Empfangen (und gründlich gemustert) wird man von einer sehr großgewachsenen Hostess, die genauso gut über einen Laufsteg schreiten könnte, sowie von einem sehr breit gebauten Rausschmeißer. Danach geht’s zur Cocktailbar in den ersten Stock, über ein verspiegeltes Treppenhaus, das wirkt wie der Wiener Graben in der Adventzeit nach einer Überdosis Weihnachtspunsch. So wie im gesamten Lokal wurde auch hier der Originalzustand weitgehend bewahrt, lediglich der Tresen etwas versetzt und adaptiert, um aus einer Champagner- eine Cocktailbar zu machen, wie der Barkeeper erzählt. Einrichtung und Dekors aus der Zeit der vorigen Jahrhundertwende stammen von verschiedenen Künstlern und wirken geradezu wie eine Karikatur jugendstilistischer Üppigkeit. Nymphen, Seerosen, schlängelnde Blüten und Pflanzen, funkelnde Spiegel, glänzendes Akazienholz, Kupfer, Messing und roter Samt, wohin man auch blickt. In Zeiten der Belle Époque verkehrte hier das „Tout Paris“ – Künstler, Adel und Geldadel, Schauspielerinnen, Tänzerinnen und Damen von zweifelhaftem Ruf; und während der Besatzung im Zweiten Weltkrieg vor allem hochrangige Nazis. Nach der Befreiung kehrten die Promis zurück, der Michelin vergab drei Sterne, bald galt das Maxim’s als eines der besten und teuersten Restaurants der Welt.

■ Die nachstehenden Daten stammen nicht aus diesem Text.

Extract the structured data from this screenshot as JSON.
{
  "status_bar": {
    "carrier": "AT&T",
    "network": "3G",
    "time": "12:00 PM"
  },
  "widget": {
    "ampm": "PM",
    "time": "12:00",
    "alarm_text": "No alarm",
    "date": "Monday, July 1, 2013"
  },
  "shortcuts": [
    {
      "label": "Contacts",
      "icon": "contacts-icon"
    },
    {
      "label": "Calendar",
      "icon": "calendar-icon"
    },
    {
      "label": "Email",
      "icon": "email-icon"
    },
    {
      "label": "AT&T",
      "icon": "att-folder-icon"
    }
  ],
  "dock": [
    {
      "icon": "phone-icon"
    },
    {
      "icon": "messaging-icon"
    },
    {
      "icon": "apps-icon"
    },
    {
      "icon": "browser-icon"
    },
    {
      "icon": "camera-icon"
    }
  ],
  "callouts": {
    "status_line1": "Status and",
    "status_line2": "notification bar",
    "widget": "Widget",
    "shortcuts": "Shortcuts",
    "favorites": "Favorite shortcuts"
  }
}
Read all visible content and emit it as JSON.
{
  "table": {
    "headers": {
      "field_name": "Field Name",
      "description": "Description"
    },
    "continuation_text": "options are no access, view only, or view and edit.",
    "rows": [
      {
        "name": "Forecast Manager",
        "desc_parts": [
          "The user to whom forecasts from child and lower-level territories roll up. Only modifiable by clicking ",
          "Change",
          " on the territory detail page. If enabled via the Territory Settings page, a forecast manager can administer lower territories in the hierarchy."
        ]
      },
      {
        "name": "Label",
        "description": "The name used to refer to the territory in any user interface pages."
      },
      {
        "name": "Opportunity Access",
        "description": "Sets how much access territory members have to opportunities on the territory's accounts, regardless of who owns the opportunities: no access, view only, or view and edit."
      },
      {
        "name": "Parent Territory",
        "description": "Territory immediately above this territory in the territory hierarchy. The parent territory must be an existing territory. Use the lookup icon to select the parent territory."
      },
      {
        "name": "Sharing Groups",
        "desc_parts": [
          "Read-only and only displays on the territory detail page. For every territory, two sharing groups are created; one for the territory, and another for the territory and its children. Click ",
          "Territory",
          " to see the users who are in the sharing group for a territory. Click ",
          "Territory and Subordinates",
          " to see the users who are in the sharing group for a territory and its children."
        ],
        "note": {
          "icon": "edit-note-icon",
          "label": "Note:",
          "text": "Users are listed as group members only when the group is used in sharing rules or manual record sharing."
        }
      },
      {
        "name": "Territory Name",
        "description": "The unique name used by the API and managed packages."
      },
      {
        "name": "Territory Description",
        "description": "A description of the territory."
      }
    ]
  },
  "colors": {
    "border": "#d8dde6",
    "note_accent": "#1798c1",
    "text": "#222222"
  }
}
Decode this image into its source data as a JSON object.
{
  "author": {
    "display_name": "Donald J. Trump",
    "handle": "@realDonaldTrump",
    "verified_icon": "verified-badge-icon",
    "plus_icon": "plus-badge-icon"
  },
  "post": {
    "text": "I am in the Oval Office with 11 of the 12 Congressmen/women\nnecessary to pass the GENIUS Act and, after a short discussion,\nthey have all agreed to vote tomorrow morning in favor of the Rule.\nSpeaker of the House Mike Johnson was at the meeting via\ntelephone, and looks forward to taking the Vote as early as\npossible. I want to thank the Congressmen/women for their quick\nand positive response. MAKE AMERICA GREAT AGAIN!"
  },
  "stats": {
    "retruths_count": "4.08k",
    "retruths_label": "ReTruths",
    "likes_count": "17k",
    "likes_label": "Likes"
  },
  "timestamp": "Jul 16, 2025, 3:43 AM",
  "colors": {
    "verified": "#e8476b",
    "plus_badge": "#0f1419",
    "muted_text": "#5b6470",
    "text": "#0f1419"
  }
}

Heute stellt sich der Kellner mit Vorname vor, was zwar nicht unsympathisch, aber doch eher ungewöhnlich ist für Paris – und allemal für ein Restaurant mit diesem Anspruch. Die Speisekarte verspricht in erster Linie Klassiker der bürgerlichen französischen Küche, was wiederum, angesichts des Orts und seiner Fama, durchaus passend scheint. Darunter Lachs, Hummer, Kaviar, Entenleber und Froschschenkel. Einiges ist für zwei Personen gedacht, kommt auf hübschen Wägen daher und wird von Michel (dem Kellner) mehr oder weniger geschickt serviert. Darunter ein Brathuhn à la Henri IV. mit eher nichtssagenden Morcheln auf einem imposanten Berg Erdäpfel. Oder die weitaus befriedigenderen und gewohnt spektakulären Crêpes Suzettes.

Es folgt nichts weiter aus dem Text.